Although we don’t have the recipe for Mrs. O’Connor’s famous Slumgullion from the film, it goes without saying that this is the ideal pairing for a showing of “It Happened on 5th Avenue.”

I am a fan of beefaroni, so this is the Slumgullion recipe of choice for me: https://www.mydiasporakitchen.com/slumgullion-beefaroni-recipe/

Hidden Holiday Gem #4:

It Happened On 5th Avenue” (1947) directed by Roy Del Ruth is a surprisingly excellent holiday comedy surrounding an unusual set of circumstances. Every year when wealthy businessman Michael J. “Mike” O’Connor (Charles Ruggles) leaves his city estate for the winter months, and clever homeless man, Aloysius “Mac” McKeever (Victor Moore), surreptitious moves in the vacant mansion. Meanwhile, disgruntled veteran Jim (Don DeFore) is being evicted from his apartment because it is being torn down by the aforementioned O’Connor industries, placing him on the streets. Unemployed, cold, and wet from the sprinklers, Jim wins the compassion of McKeever, who invites him to stay with him for the night at the house, without revealing that it is not him who actually owns it. One evening, Mr. O’Connor’s daughter Trudy (Gale Storm) arrives unexpectedly, and they believe her to be a thief. Instead of correcting them, she plays along, and ends up falling for Jim. While trying to help him, she inevitably turns the quiet residence into a bit of a circus in a hilarious string of increasingly ridiculous antics.

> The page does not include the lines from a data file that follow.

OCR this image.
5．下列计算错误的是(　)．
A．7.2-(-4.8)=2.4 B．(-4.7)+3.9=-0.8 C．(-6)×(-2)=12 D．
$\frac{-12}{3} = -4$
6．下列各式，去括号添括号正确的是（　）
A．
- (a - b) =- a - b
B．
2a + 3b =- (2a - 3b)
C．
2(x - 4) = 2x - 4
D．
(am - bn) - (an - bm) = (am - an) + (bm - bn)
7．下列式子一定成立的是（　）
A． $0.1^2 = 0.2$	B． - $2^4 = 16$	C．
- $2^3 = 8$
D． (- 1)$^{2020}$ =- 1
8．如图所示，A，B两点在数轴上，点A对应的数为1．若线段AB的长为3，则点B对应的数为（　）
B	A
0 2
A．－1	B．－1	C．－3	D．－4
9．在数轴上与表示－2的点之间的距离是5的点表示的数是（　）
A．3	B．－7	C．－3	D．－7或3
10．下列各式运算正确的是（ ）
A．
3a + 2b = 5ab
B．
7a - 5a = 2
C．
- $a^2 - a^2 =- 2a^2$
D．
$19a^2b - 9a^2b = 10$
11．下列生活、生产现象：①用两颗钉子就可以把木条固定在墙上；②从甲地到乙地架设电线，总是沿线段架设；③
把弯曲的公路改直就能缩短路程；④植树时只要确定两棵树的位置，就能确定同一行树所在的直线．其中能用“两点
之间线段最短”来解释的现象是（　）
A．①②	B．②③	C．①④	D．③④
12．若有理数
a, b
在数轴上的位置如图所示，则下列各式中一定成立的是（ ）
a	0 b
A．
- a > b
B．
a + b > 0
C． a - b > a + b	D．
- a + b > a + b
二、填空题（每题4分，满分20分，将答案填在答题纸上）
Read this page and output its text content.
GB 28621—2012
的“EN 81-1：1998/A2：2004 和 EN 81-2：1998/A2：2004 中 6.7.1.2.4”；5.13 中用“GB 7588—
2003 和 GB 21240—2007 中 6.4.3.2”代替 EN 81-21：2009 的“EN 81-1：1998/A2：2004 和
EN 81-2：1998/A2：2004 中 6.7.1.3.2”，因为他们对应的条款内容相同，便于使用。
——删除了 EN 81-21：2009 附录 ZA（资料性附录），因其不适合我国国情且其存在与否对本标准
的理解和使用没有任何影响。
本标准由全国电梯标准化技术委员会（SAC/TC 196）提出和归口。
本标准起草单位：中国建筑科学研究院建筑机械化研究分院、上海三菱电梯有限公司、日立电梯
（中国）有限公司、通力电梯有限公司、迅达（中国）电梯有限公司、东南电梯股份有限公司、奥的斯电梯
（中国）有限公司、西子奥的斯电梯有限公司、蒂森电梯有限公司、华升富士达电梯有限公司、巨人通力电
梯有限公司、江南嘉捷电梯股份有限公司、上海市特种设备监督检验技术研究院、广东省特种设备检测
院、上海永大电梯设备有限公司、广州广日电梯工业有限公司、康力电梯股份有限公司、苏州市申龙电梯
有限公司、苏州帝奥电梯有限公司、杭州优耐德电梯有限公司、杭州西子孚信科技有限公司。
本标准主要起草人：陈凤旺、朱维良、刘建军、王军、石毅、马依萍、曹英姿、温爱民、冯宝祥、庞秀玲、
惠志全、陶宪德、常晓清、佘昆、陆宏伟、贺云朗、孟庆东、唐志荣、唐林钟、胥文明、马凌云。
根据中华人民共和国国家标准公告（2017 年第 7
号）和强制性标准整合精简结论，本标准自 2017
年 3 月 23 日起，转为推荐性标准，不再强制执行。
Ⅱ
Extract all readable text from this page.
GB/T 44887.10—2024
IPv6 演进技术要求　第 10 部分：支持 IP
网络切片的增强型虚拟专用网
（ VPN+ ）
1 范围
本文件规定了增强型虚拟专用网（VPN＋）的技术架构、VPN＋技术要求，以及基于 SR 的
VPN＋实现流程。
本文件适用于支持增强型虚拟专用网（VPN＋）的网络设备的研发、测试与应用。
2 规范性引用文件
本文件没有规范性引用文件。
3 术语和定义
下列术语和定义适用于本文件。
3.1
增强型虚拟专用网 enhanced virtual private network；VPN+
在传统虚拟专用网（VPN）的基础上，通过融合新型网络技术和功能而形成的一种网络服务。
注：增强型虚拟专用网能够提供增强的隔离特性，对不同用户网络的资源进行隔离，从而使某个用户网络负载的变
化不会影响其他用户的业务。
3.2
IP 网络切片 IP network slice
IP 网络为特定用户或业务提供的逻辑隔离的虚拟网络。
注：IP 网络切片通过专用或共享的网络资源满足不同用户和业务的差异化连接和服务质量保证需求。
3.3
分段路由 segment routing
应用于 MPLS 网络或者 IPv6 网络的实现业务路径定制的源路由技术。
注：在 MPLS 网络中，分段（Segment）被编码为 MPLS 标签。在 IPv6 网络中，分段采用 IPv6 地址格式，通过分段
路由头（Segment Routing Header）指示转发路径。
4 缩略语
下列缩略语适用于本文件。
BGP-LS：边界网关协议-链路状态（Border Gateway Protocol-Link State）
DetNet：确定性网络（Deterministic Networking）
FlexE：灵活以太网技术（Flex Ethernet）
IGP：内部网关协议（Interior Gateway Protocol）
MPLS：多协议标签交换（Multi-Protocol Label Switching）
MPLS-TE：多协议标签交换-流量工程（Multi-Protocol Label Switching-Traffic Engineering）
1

With a convoluted mix of characters, it is not the kind of film you want to be watching with half an eye closed, but it is told with such efficiency that all of the madness is presented more clearly than it could have been. At times it reads like a stage play, with slap stick situational humor and the bulk of the story taking place around one location. Victor Moore was prior to this known for his work as a major Broadway star from the late 1920s through the 1930s. He was also a writer and director who seemed to have a natural knack for comedy. His Mac McKeever is brought to the forefront with charming, unwarranted confidence and so much of the film relies on his ability to pull this off, which he does in spades. His sparring star in the film is Charles Ruggles, who, with his theatrical expressions and ability to slip seamlessly between his role as a loving father and head-honcho position without losing the empathy of the audience, is fantastic as Mr. O’Connor. The two of them drive the story, but they are supported by a understated, but effective cast.

Towards the final half, the film starts to feel too long, but the work done to thoughtfully flesh out the story in a realistic way is too often skipped in this genre. It helped solidify the character development and add depth to the arc of the storyline in a way that is appreciated by the time the credits roll. It feels genuinely heartfelt by the end, but not saccharine. The screenplay ended up getting adapted for a radio version on Lux Radio Theater in May 1947, later that year, with DeFore, Ruggles, Moore, and Storm reprising their roles; and a live television production for Lux Video Theatre in 1957, with a new cast.

It is always a mystery how some films fall to the bottom of the docket and collect dust, while others end up on cable decades later, fodder for remakes, and finding themselves re-popularized for other generations (i.e., “It’s A Wonderful Life” from 1946 or “Miracle on 34th Street” – which beat “It Happened on 5th Avenue” at the Academy Awards in 1947, and ended up getting a 1990’s reboot). This film is worth sitting down and watching with the whole family this season – it is lighthearted, sincerely funny and delivers all the right holiday feels.